I learned this the hard way when Ollama was doing 12 tok/s instead of 262 tok/s. Always verify with docker exec ollama nvidia-smi.

Services

Everything runs as Docker containers:

services:
  ollama:        # LLM inference
  comfyui:       # Image/video generation
  langfuse-web:  # LLM observability
  llm-guard:     # Prompt injection detection
  # + Postgres, ClickHouse, Redis, MinIO for Langfuse v3
  # + nvidia-exporter, cAdvisor, node-exporter for monitoring

Benchmarks

LLM Inference (Ollama)

Model	Speed	GPU Util	VRAM	Power	Temp
Llama 3.1 8B	131 tok/s	90%	9.9 GB	587W	57C
Qwen3 32B	53 tok/s	97%	28.5 GB	600W (TDP)	63C

The Qwen3 32B test maxes out the 600W power limit. The GPU is fully saturated at 97% utilization, using 28.5 of 32 GB VRAM.
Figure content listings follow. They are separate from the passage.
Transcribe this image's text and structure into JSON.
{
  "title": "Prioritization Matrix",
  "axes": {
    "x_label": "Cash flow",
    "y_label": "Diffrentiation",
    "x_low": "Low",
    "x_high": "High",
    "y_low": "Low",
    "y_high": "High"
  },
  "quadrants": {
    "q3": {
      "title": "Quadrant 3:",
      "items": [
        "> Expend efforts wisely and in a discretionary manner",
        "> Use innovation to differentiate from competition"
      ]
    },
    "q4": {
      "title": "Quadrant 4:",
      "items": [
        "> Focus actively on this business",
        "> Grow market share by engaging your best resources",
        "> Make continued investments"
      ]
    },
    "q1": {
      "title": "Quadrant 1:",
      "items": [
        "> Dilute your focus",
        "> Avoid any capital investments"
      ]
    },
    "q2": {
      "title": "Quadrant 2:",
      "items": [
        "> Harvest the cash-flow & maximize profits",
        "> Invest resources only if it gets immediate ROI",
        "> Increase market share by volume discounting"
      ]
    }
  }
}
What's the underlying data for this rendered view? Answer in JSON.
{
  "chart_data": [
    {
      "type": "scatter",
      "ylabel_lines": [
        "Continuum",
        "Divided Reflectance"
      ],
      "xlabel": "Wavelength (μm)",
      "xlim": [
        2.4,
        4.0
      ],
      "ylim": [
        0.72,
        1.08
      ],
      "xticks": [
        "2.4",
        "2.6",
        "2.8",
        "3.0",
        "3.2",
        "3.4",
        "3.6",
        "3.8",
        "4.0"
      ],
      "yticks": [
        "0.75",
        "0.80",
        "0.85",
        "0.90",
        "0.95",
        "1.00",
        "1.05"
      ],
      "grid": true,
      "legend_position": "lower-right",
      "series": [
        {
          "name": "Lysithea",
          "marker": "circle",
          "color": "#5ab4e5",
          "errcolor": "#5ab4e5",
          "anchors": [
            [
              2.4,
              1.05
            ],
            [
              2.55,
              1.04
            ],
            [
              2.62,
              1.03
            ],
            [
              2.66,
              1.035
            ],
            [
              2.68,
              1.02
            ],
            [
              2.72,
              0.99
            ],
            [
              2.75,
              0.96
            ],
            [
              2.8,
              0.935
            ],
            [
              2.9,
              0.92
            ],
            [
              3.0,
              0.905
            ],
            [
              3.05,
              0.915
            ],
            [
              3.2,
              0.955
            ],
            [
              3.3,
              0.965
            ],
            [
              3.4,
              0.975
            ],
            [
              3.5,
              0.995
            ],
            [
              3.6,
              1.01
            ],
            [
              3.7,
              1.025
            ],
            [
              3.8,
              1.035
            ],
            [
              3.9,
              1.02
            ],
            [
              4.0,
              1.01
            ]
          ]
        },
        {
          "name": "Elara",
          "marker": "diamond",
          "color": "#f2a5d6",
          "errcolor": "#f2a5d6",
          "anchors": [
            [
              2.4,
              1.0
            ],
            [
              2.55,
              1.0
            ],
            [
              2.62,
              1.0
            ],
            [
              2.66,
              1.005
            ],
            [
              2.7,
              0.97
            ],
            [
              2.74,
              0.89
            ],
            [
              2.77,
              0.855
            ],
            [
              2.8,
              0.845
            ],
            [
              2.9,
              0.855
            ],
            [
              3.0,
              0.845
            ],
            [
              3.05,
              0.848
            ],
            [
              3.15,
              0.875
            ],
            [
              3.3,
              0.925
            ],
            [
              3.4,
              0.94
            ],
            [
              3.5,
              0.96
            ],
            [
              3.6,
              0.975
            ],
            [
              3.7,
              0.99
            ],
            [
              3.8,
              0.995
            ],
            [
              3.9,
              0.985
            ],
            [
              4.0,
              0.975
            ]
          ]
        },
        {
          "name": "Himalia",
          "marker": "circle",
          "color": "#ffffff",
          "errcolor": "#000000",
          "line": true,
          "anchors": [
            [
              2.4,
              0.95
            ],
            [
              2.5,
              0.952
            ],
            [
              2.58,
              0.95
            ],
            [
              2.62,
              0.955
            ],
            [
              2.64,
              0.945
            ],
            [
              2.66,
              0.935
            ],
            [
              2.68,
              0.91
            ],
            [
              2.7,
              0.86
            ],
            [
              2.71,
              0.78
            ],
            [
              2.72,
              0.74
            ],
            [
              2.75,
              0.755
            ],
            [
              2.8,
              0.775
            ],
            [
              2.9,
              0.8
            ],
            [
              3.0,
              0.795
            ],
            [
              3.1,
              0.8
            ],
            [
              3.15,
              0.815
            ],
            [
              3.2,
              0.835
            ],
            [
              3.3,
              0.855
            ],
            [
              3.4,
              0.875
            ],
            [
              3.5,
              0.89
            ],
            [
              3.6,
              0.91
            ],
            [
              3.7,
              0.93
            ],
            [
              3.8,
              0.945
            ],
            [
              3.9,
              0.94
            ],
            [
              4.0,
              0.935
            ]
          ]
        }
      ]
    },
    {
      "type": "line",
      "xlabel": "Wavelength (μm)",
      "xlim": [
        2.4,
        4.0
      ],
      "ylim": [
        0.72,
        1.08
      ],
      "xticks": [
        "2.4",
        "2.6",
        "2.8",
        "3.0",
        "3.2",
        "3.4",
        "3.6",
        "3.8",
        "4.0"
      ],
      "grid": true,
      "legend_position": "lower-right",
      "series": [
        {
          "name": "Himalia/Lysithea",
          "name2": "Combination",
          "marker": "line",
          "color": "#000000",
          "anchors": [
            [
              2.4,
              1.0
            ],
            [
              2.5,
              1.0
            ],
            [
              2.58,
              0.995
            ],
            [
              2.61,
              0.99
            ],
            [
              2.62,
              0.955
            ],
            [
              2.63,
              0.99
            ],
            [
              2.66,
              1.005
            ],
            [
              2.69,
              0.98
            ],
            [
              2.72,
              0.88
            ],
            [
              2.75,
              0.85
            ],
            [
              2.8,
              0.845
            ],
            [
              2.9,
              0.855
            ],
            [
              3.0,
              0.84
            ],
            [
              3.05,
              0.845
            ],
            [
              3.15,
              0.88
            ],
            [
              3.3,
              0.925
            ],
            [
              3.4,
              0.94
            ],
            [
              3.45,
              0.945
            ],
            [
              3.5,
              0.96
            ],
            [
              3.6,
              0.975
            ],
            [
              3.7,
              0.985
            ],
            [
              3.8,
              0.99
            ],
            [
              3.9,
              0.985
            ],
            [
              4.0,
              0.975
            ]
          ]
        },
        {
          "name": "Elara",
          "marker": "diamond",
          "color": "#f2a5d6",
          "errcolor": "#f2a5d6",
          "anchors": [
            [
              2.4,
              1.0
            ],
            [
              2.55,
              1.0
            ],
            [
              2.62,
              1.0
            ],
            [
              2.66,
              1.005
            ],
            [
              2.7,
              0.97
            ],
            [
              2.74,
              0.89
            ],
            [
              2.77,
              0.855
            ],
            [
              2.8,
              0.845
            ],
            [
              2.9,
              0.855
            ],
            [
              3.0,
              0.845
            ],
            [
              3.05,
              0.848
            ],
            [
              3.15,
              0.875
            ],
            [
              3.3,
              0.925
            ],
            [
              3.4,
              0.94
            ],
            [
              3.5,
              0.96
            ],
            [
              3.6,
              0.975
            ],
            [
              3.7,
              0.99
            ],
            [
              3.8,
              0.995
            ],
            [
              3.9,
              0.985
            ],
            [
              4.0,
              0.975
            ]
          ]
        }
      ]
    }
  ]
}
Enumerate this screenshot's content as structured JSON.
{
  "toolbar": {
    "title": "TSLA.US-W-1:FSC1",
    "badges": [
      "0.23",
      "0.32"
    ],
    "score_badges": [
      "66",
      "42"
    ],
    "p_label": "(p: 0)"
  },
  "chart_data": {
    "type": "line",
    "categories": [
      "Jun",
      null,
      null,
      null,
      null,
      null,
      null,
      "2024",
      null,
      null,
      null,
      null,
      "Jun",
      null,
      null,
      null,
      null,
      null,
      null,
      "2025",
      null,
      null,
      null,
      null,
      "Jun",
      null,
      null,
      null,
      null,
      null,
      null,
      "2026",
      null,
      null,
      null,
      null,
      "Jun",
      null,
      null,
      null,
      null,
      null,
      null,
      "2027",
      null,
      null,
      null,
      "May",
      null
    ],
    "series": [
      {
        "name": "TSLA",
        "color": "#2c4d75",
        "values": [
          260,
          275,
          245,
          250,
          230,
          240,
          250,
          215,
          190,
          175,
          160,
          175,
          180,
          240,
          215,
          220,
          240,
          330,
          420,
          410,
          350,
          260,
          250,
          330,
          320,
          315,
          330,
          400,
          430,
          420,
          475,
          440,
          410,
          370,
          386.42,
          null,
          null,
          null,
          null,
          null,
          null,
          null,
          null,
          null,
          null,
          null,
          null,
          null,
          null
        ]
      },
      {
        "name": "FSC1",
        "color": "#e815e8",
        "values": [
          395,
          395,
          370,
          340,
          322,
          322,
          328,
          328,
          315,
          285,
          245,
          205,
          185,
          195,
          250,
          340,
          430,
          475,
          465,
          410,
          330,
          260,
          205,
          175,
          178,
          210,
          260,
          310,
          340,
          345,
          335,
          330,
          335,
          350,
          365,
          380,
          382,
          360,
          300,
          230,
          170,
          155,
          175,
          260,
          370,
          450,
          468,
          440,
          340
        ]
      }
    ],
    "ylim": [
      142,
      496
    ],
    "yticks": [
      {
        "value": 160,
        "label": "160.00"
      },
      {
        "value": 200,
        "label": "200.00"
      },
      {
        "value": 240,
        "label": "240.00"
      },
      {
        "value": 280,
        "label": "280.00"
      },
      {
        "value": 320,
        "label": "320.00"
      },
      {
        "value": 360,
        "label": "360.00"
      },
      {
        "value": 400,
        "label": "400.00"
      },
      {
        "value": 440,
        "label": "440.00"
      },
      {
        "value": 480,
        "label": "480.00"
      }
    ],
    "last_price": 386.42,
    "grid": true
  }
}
For comparison, the Mac Mini M4 does about 9 tok/s on the same 8B model. The RTX 5090 is roughly 15x faster.

GPU Compute (FP16 MatMul)

Matrix Size	Time	TFLOPS
8192x8192	4.6ms	236.8
16384x16384	38.2ms	230.2

237 TFLOPS sustained, about 75% of the 317 TFLOPS theoretical peak. Normal efficiency for real workloads.

Suspend Breaks CUDA

This one hurt. After a suspend/resume cycle, CUDA stops working. Ollama silently falls back to CPU. nvidia-smi still works - only CUDA compute is broken.

The symptoms:

total_vram="0 B" in Ollama logs
ggml_cuda_init: failed to initialize CUDA: unknown error
Inference runs at 12 tok/s instead of 131

A reboot fixes it. Reloading the nvidia_uvm kernel module sometimes helps:

sudo rmmod nvidia_uvm && sudo modprobe nvidia_uvm

I updated the auto-sleep script to restart Ollama after every wake, but a full reboot is more reliable. Something to keep in mind if you're planning suspend/resume workflows with NVIDIA GPUs on Linux.

Power Management

The RTX 5090 draws 15W idle and 600W under load. Leaving it on 24/7 isn't practical.

I set up auto-sleep: the machine checks every 5 minutes for GPU activity, Docker workloads, SSH sessions, and Ollama model status. After 30 minutes of inactivity, it suspends. Wake-on-LAN brings it back.

The management node runs a proxy that intercepts Ollama API requests. If chimera is sleeping, it sends a WoL packet, waits for boot (~30s), then forwards the request. From the client's perspective, the first request is slow but it just works.

What I'd Do Differently

The only real regret is the motherboard NIC situation. If I were buying again, I'd pick a board with an Intel 2.5G NIC instead of Realtek 5G. The Intel i226-V has had Linux support since kernel 5.x. The Realtek RTL8126 still doesn't have mainline support as of kernel 6.14.